There are 2 lanes on this highway and we are driving on the left side because we are passing drivers on our right. As we drive by 2 large trucks, the 2nd truck decides to pull infront of me. He didnt have too much room to pull in, but he managed to do so very quickly considering he was a pretty large truck. After he made his move... a few thoughts of irritation crossed my mind with the first being: What the heck does this guy think he's doing? And secondly: That Jerk, he could have waited til I passed him? And so on...=)
I'm driving behind this truck for a good distance before he passes the first truck and pulls back into the right lane. The whole time I couldn't see ahead of me, because this truck was blocking my view and as I look ahead to see PB, he was a far distance ahead of me.

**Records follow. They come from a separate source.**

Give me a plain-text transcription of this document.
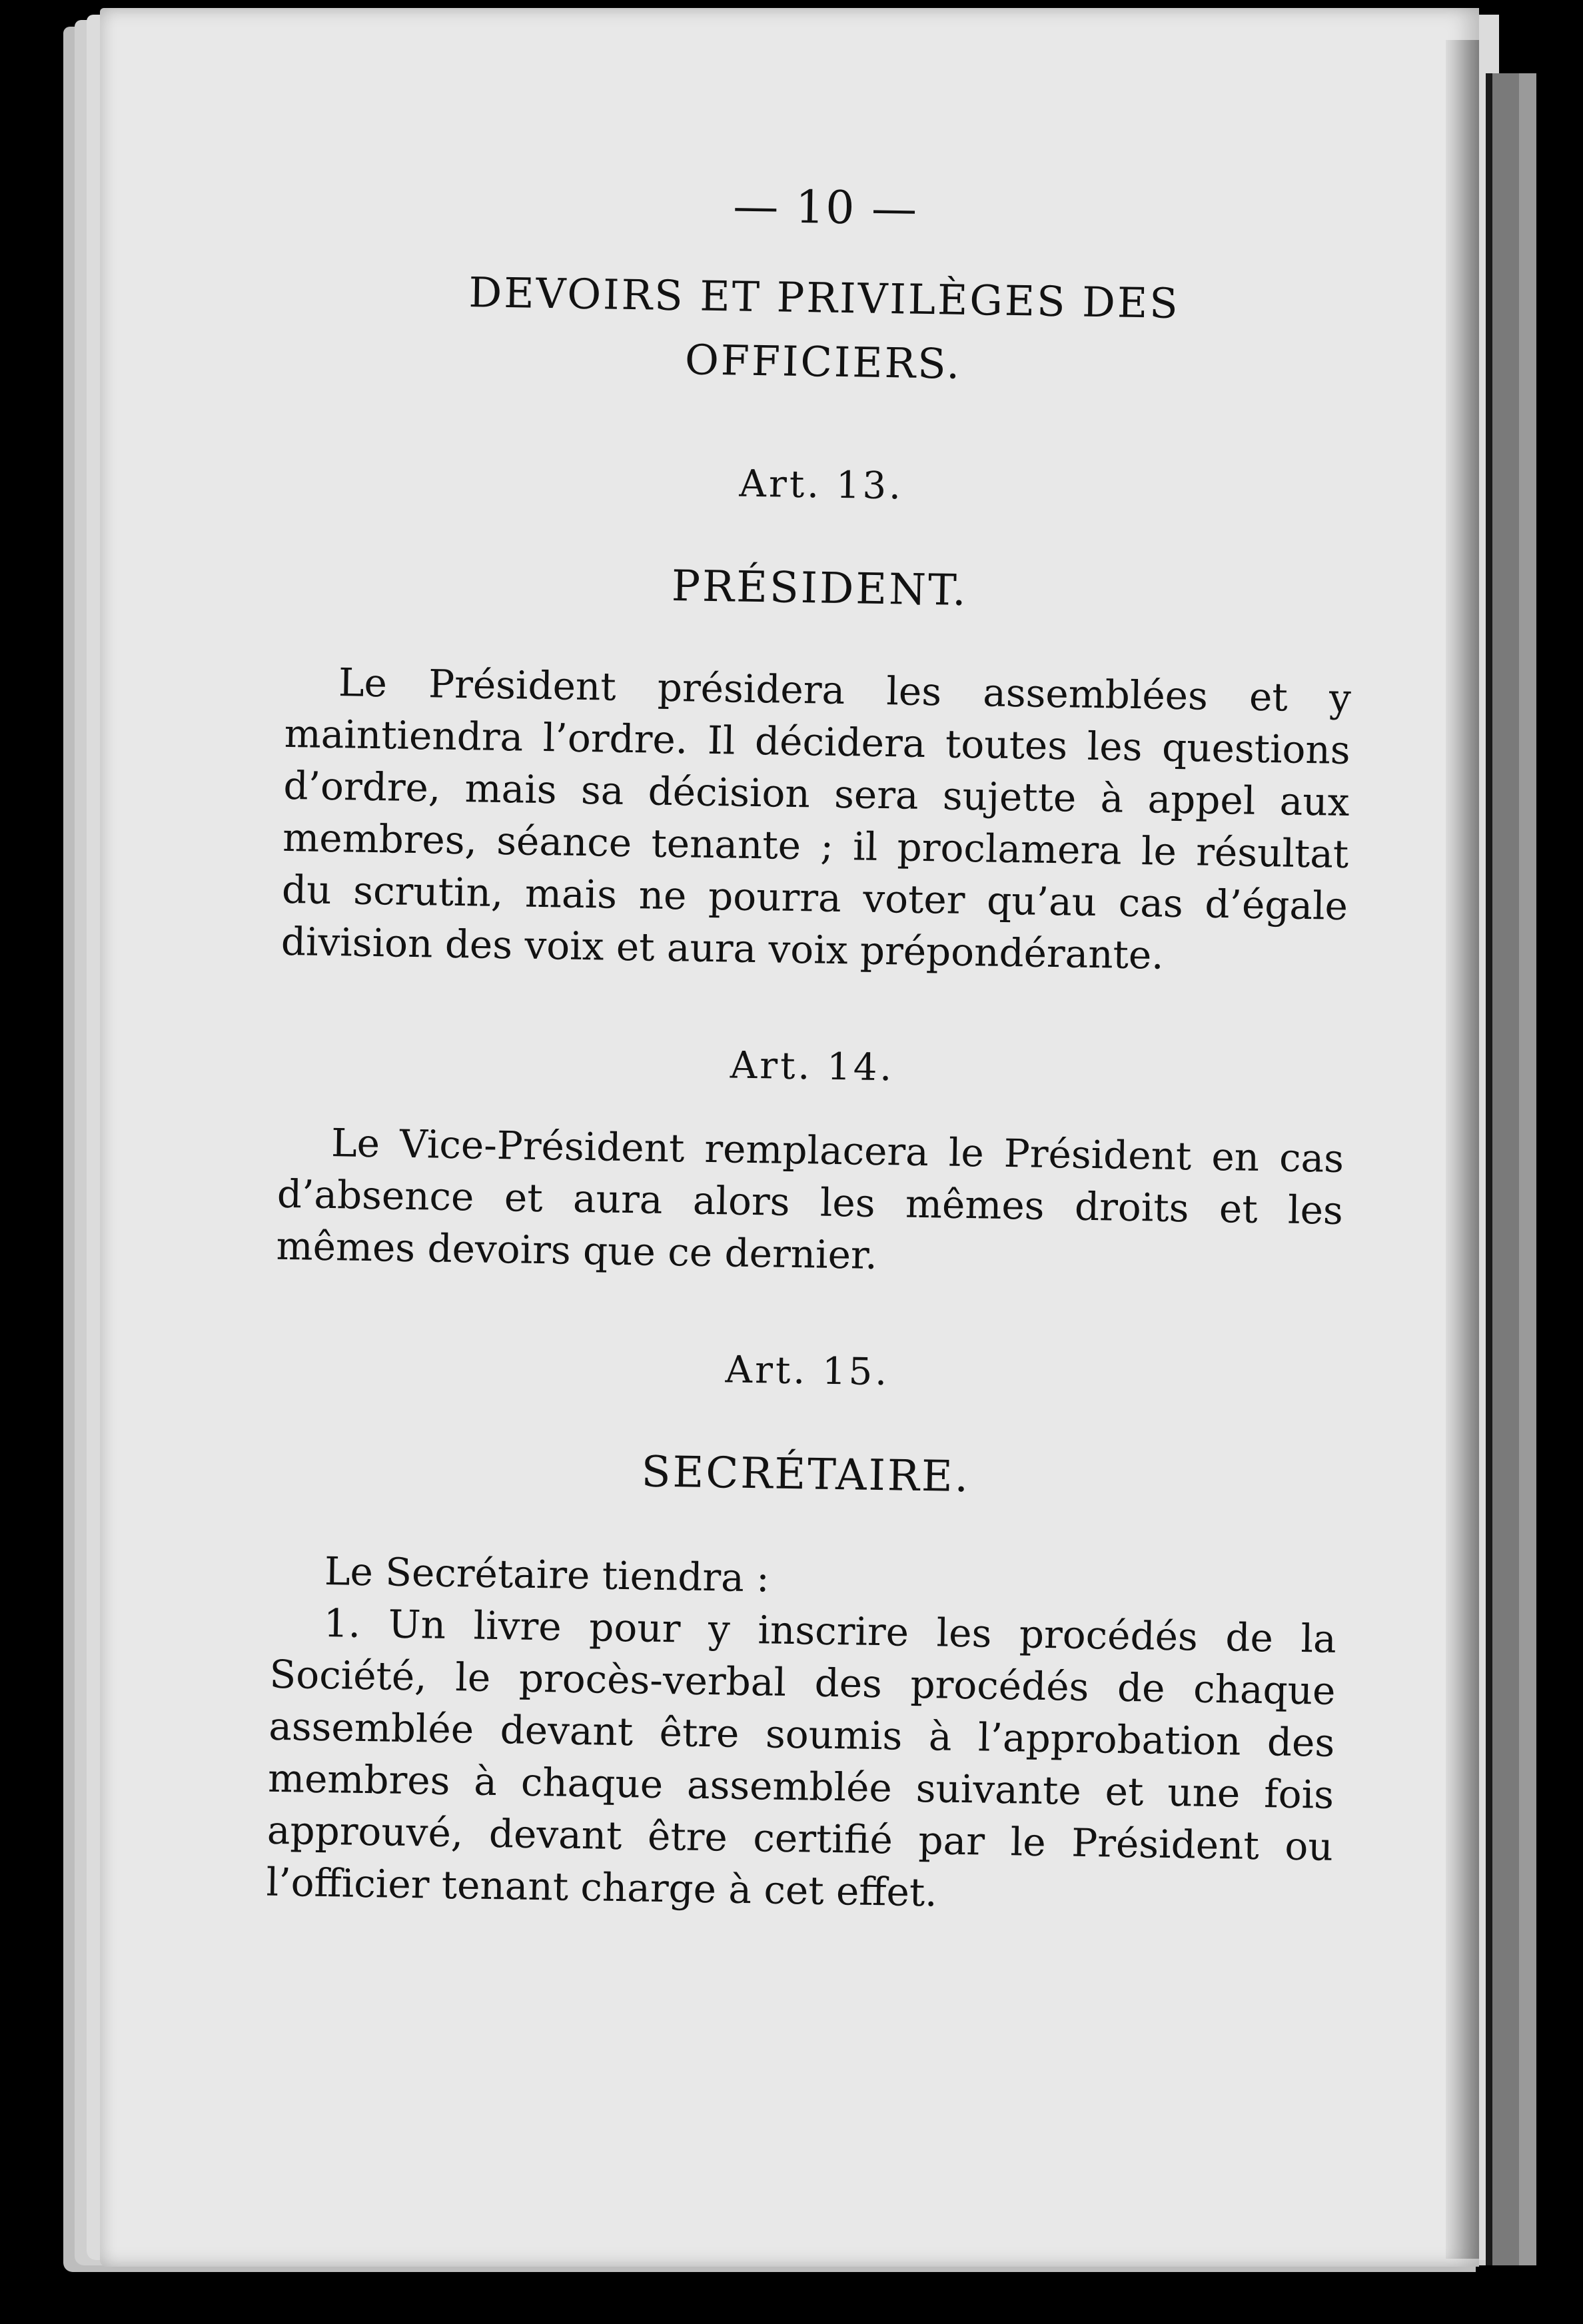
— 10 —
DEVOIRS ET PRIVILÈGES DES
OFFICIERS.
Art. 13.
PRÉSIDENT.

Le Président présidera les assemblées et y maintiendra l’ordre. Il décidera toutes les questions d’ordre, mais sa décision sera sujette à appel aux membres, séance tenante ; il proclamera le résultat du scrutin, mais ne pourra voter qu’au cas d’égale division des voix et aura voix prépondérante.

Art. 14.

Le Vice-Président remplacera le Président en cas d’absence et aura alors les mêmes droits et les mêmes devoirs que ce dernier.

Art. 15.
SECRÉTAIRE.

Le Secrétaire tiendra :

1. Un livre pour y inscrire les procédés de la Société, le procès-verbal des procédés de chaque assemblée devant être soumis à l’approbation des membres à chaque assemblée suivante et une fois approuvé, devant être certifié par le Président ou l’officier tenant charge à cet effet.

I accelerated to about 95mph to catch up and as I was speeding to get there, I had began thinking about my personal walk with God.

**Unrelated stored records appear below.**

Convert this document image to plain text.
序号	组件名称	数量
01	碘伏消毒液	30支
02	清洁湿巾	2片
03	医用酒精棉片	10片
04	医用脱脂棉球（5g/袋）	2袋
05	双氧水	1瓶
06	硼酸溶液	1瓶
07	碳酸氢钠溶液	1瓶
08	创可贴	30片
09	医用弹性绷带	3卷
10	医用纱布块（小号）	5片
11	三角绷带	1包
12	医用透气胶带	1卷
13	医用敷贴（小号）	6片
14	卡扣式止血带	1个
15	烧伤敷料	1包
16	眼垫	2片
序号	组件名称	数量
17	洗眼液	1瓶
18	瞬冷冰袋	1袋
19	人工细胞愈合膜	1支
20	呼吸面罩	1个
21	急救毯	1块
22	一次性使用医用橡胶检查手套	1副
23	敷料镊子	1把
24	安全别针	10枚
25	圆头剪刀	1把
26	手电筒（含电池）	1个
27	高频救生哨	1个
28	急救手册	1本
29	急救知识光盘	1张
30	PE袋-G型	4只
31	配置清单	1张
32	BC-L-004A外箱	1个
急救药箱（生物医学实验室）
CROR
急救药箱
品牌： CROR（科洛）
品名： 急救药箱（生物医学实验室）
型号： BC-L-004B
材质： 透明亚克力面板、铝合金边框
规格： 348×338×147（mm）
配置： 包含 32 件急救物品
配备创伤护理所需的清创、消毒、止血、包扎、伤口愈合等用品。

Driving that day reminded my of my Christian walk. My car is me, PB is leading me, Michelle and Matt can talk to PB through the walkie talkie, but they are following me as well, the road is like the journey of my life and the truck is a circumstance/struggle that can occur. I was reminded of a few things, but the one that I was reflecting upon again today was:
::: I have personal relationship with God and He is one that I desire so much to follow, but when I lose focus, it is easy for me to lose that momentum and fall behind. In this case, if I do lose that momentum, circumstances can occur and I can fall behind on the very things that God has in store for my life. The circumstances can come out of anywhere and when they do, if I dont keep my focus on God and know the direction in which he is leading me, I can lose focus because the circumstance will be soo big that it will transfer my focus from God to that very struggle or situation :::
So yes yes, this reflection was exactly 14 days ago, but I am sharing it because God spoke to me that day and reminded me of it today. Before I left AA, I was growing spiritually, I could feel God moving in my life, and honestly there were so many times during the day where I just wanted to sit in front of God and be in his presence.
But, while I was traveling to Austin and even while I've been here, I began to lose that focus. I began to see the circumstances, the feelings of doubt, and myself more than I saw God. And today, he reminded me again that I need to cling to Him. Cling to Him each day and be reminded that Im on a journey and He is my guide and as long as I desire to follow, he will lead me.
I ran tonight after our whole team met together (susan, rachel and toufue were skyped in with us). And it felt soo~o good to just run, to reflect, and reconnect with God.
5 comments:
Jenny I am praying for youu!! =) Trucks...who knew. SG is seriously not the same without you!! Austin is too lucky.
yes yes. am praying for you!
i had a revelation while weeding one day, too! was gonna share on my blog but became too busy.
jenny, thanks for sharing your journey with us! we are praying for all of you guys!!
awww, jenny :)
thanking about you and praying for you guys!
Ahh you ladies are soo sweet! Thanks Much!!